Later, the fisherman declares, “I’ve been doing some research”, and describes how The Kitchen brought “a bunch of American experimental artists to countries in Europe” during the 1980s, on a tour sponsored by the US government’s International Communication Agency, which “had a clear geopolitical agenda”. Despite this, he says, “The Kitchen found itself free to ignore this agenda and use the opportunity to simply promote artists and ideas that they found worth promoting”. Feeling “inspired” by his research, the fisherman decides to embrace his own creative freedom “while officially embarking on the mission assigned [him] by the government”. “They’ve given me access to all sorts of resources”, he says. “I’m convinced I can put it all to far greater use”. At this point, it would be easy to interpret his lines as a proxy for the artist’s own intentions with the project – a reflection both on the historic scope of institutional critique as well as its limitations. Yet as a conceptual tradition, it does not adequately characterise Made for Telefishion.

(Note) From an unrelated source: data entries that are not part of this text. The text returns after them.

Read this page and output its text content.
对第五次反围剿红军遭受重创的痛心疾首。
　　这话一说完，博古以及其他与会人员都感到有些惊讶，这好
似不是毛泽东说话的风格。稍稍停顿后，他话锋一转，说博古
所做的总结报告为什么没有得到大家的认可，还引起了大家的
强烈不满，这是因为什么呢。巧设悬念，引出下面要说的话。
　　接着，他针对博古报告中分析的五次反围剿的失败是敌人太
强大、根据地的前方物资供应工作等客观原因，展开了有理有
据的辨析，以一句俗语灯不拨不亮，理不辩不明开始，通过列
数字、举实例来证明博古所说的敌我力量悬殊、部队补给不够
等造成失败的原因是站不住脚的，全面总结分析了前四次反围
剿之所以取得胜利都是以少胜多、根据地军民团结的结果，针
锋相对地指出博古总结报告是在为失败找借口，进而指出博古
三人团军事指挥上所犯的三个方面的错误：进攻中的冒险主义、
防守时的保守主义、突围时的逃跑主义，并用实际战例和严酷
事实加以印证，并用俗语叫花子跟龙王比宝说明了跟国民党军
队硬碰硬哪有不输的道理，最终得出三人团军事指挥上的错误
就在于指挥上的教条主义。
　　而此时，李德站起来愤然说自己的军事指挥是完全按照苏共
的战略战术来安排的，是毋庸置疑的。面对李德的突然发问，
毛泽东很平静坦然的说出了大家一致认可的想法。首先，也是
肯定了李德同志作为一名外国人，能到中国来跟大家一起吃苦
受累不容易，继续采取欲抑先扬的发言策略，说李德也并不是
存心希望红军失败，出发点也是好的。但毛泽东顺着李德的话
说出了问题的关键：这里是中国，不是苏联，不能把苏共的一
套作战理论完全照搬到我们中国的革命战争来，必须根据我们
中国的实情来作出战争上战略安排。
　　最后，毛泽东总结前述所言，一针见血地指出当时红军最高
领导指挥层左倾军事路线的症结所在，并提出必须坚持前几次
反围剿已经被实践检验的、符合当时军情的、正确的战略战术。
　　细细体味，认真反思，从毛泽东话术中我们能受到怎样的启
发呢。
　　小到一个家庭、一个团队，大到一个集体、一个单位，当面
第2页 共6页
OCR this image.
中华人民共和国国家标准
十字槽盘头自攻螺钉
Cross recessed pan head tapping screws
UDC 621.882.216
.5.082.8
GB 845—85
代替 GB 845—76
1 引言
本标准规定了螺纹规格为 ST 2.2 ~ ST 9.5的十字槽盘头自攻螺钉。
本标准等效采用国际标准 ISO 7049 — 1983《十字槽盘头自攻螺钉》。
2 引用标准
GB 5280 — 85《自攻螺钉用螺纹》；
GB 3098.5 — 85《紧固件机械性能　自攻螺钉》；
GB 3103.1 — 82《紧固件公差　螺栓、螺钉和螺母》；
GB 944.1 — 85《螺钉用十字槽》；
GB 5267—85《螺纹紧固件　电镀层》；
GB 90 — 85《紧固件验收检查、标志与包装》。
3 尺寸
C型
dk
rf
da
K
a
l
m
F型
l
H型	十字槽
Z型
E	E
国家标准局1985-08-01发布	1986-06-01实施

While it’s a tried and true tactic to appropriate an institution’s resources for ‘greater’ purposes (just as Rowland attempted to devalue Dia’s land as part of a sanctioned exhibition), Wong seemed to be doing the opposite. Her exhibition presented an aesthetic culmination of self-study that propagated an institutional agenda with a wink and a nod. While Plot took a nominally agonistic approach, Made for Telefishion’s congeniality towards The Kitchen hinted at a stranger phenomenon: the merging of the research-based artist with the artist-as-curator (à la Fred Wilson), into what might be called the artist-as-curator-of-institutional-history. This figure promotes the institution rather than being promoted by it, repackaging institutional identities rather than reorganising its collections. While Rowland seemed intent on performing institutional critique as it was practised by Asher, Wilson and others before, Made for Telefishion gave a glimpse of how artists and institutions may have implicitly decided, after decades of negotiations, to move forward together as co-authors.